Various volunteer efforts were put together by the students on campus to help the people living in the shelter including tutoring for children after school, donating food and supplies as well as entertainment events for the children living there.
QC even changed the location of certain facilities to cater to the evacuees. The gym was closed for three weeks. The One Stop center was moved from its original location in the Dining Hall to a section of the adjacent cafeteria. The One Stop space was temporarily utilized as a medical center for a weeklong period, but has now returned to its original state.
All classes were canceled from Oct. 29 through Nov. 1, commuting conditions were impossible due to 80mph winds as well as gas rationing and power outages barring almost all interactions.
Chukwudi Ononye, a junior and transfer student from Nigeria was shocked to see the destruction Sandy caused to his home in Far Rockaway.
“I didn’t have light or heat for weeks, the boiler was damaged, the heater was condemned and mold was four feet high,” Ononye said.
Despite all the hardships faced due to Hurricane Sandy, it may be safe to say that the worst of the worst is over.
“We’ve recovered from the damages,” Ononye said.
According to the Cable News Network (CNN), since Hurricane Sandy ended, “Con Edison has restored power to 910,000 customers.” The Metropolitan Transportation Authority (MTA) resumed subway lines, bus routes and commuter rail services. People are no longer restricted to only taking one gallon of gas per visit and the long lines at the pump have decreased dramatically.

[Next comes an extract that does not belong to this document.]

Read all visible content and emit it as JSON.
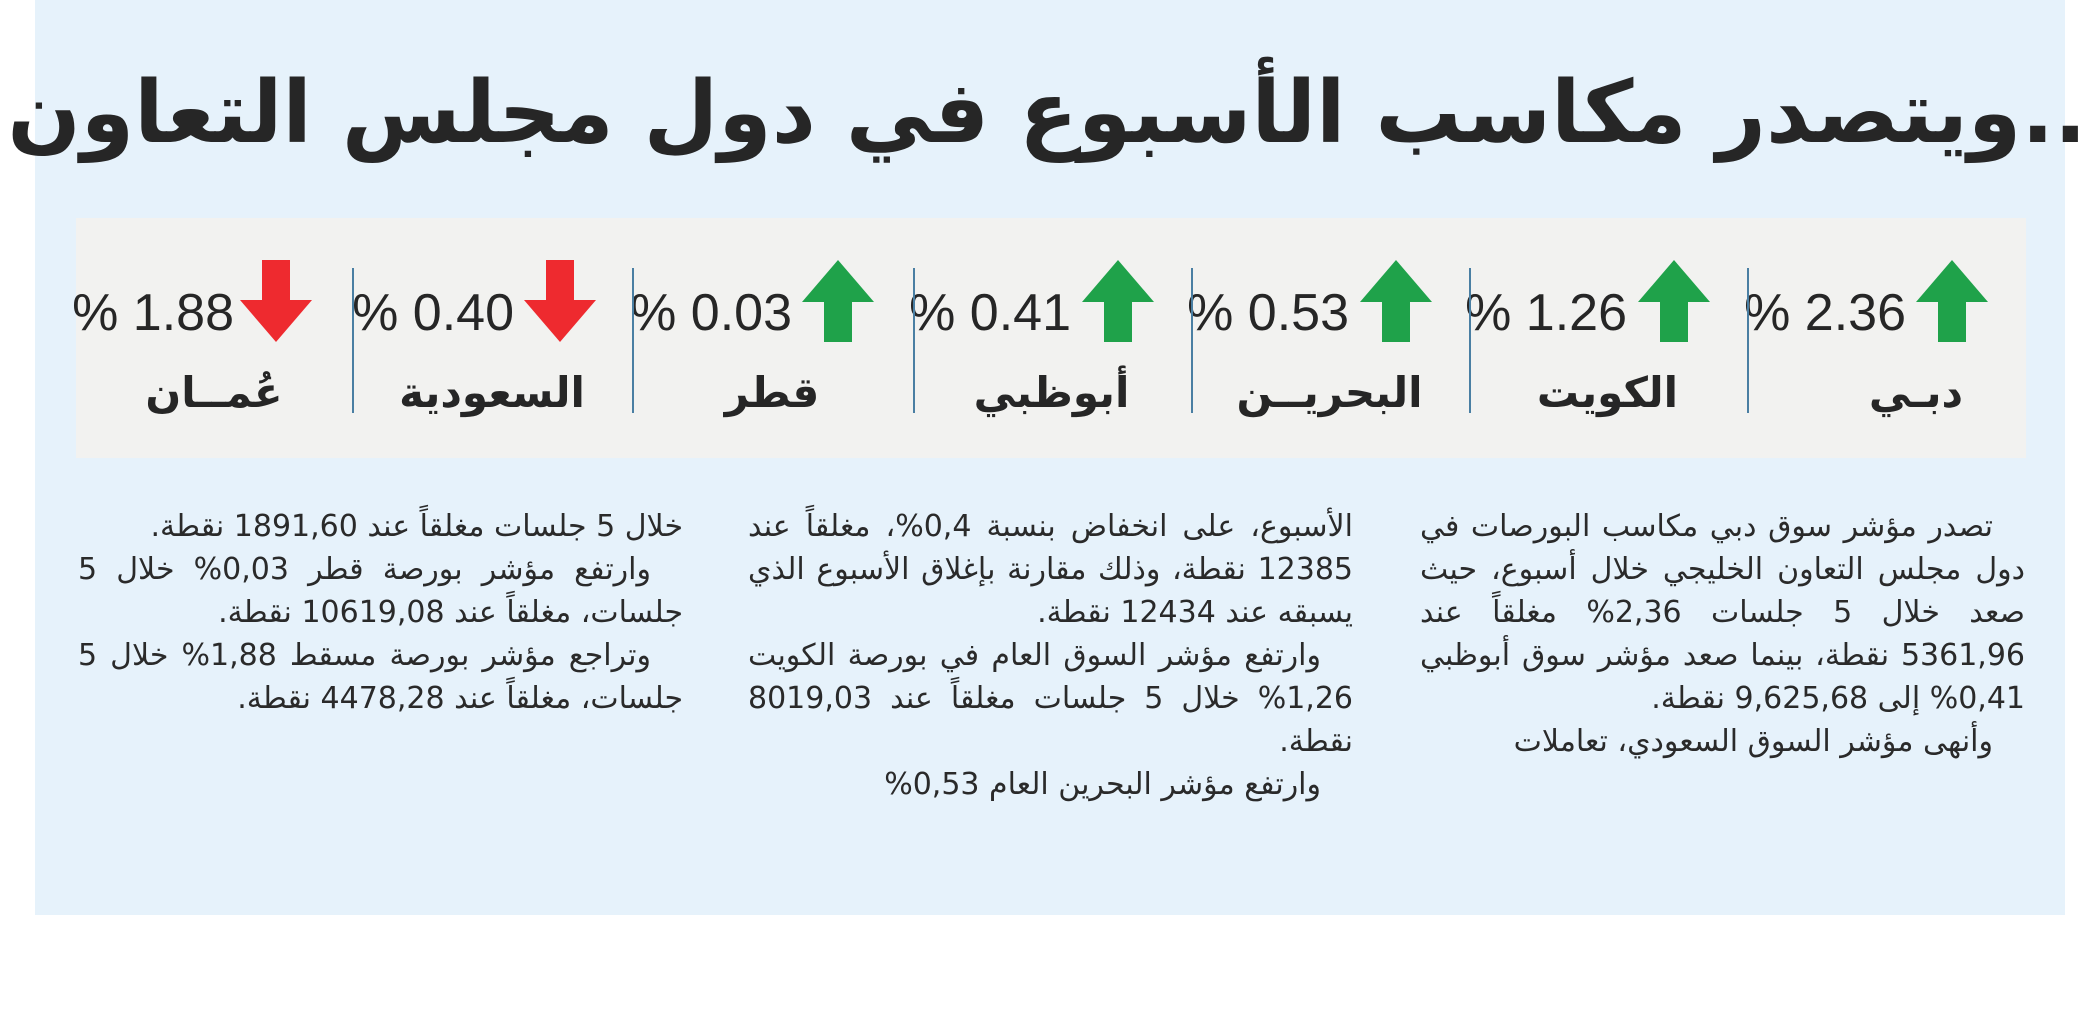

“I never expected Sandy to be as bad as it was,” senior Jasmine Thompson said.
Environmental Science professors, Nicholas Coch and Stephen Pekar believe there are many factors that contributed to the intensity of Hurricane Sandy.
“Sandy was an unusual event because there were three factors colliding together to contribute to Sandy’s severity: a powerful hurricane with energy and moisture from above-normal sea surface temperatures in the Atlantic Ocean, an unusual dip in the jet stream steering the storm from east to west and lunar tides that raised the sea level several feet along the east coast,” said Pekar in a previous interview.
Pekar also mentions how global warming heightened the affects of the hurricane. “Global warming has contributed to abnormally warm water and higher moisture content in the atmosphere, which acts as the fuel for storms,” he said.
Despite difficulties, New Yorkers helped each other recuperate from the storm. Ononye was surprised by the outpour of hospitality.
“As a new immigrant into the country, I was personally amazed at the level of help and support that was made by different charity organizations,” Ononye said. “They still kept on coming even after we had recovered a little from the effects.”